The existing flaws within VPN network increases vulnerabilities. VPN fingerprinting using vendor ID fingerprinting or UDP fingerprinting. Fingerprinting gives hackers information about the device as well as the software version details [2]. This is useful information for the hacker to study vulnerabilities of the device before launching an attack. The other flaw is in the VPN clients, many of these client programs allow users to store important authentication credentials. These credentials can be in plain text or stored in computer registry. This introduces security issues if the computer is accessed by a hacker [1]. The hacker can acquire credentials in unencrypted file and use it to illegally attack the network.

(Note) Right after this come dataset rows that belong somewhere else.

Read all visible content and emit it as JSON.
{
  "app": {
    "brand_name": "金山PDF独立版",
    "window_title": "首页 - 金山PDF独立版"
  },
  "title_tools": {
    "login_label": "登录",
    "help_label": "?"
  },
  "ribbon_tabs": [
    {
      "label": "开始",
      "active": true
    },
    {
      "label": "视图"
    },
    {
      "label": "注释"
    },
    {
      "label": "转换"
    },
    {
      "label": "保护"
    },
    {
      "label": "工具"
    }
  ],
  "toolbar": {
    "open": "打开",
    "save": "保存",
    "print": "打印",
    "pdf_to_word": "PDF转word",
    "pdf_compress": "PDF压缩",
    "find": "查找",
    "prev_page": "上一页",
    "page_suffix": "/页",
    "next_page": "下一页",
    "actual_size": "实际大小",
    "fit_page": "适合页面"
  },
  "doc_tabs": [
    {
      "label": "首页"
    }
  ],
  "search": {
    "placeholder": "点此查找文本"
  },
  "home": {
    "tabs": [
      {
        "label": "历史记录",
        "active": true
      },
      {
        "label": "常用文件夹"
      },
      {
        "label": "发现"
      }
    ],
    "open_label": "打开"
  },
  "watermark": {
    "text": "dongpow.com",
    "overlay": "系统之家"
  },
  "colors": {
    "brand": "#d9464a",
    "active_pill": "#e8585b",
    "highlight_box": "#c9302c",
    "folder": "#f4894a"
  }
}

Conclusions and Recommendations

In conclusion, VPN is an important technology because it allows connection to remote sites or branches through the public network. These connections have been employed after the leased lines because of their secure nature. Nonetheless, there are security flaws associated with VPN technologies, as identified VPN fingerprinting and VPN client programs are weaknesses of this technology, VPN fingerprinting allows the hacker to acquire information about the device while VPN client helps the hacker to access the network because important information are saved in the plain text or in computer registries.

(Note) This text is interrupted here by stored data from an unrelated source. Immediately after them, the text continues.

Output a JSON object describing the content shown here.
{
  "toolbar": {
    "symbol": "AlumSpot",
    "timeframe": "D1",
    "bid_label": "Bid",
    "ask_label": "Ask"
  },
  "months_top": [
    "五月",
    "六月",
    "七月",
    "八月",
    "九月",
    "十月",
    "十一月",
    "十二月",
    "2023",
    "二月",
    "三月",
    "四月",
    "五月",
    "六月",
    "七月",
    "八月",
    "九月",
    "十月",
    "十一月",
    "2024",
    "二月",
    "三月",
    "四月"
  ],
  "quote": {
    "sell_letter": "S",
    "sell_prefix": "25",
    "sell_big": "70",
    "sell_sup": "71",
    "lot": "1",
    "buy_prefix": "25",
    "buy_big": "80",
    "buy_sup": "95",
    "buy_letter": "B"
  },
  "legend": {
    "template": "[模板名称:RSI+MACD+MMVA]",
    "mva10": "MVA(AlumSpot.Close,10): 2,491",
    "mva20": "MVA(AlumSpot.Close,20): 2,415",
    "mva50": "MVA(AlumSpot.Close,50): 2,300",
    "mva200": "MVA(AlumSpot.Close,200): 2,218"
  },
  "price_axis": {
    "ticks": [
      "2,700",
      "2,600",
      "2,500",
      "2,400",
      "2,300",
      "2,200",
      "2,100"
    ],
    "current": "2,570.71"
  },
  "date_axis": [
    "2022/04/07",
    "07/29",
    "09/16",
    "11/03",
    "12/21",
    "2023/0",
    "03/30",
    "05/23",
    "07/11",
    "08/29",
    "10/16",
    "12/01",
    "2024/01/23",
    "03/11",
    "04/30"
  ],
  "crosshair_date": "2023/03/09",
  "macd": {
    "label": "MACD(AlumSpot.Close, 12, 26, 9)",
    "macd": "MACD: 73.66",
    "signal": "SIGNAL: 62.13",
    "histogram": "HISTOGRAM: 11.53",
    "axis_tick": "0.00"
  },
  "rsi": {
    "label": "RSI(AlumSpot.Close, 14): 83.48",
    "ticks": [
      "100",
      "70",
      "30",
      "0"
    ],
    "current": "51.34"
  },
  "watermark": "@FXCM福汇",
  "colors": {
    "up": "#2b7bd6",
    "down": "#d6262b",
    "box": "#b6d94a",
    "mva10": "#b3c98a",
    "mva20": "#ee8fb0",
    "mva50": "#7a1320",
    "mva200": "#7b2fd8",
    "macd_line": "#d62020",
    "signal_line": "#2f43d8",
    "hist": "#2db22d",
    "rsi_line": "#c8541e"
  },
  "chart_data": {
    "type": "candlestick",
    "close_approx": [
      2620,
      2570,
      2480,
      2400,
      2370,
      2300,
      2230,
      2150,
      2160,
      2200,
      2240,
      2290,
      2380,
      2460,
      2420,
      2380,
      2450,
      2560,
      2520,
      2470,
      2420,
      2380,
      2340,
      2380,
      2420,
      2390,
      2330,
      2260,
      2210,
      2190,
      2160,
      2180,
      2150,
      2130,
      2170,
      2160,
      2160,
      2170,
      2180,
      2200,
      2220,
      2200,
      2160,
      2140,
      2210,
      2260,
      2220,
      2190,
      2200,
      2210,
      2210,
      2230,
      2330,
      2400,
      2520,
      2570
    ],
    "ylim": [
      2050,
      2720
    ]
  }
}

It is recommended to ensure that clients are advised about the potential security risk that they face if their VPN client is accessed. Users should always put their credentials safely in order to avoid potential security breach. Further security measures should be taken in order to ensure that the information contained in client computers are inaccessible to potential hackers. Concerning fingerprinting, proper encryption and encapsulation of data transferred over the public network should be ensured. More so, update patches of VPN authentication protocols should always be prioritized in order to ensure that the VPN connectivity is up to date with industry standards. It is also imperative to ensure that fundamental security flaws such as usage of IKE with pre-shared keys are avoided.

References

[1] Kang, B & Balitanas, MO 2009, Vulnerabilities of VPN using IPSec and Defensive Measures, International Journal of Advanced Science and Technology, vol.9. pp. 1-10.

[2] Parmar, MS & Meniya, AD 2013, Imperatives and Issues of IPSEC Based VPN, International Journal of Science and Modern Engineering, vol.1, no.2. pp.1-14.

[3] Ritu, M & Rupali, S 2010, “Performance Analysis of IP Security VPN“ International Journal of Computer Applications, Vol.8, No.4.p.5.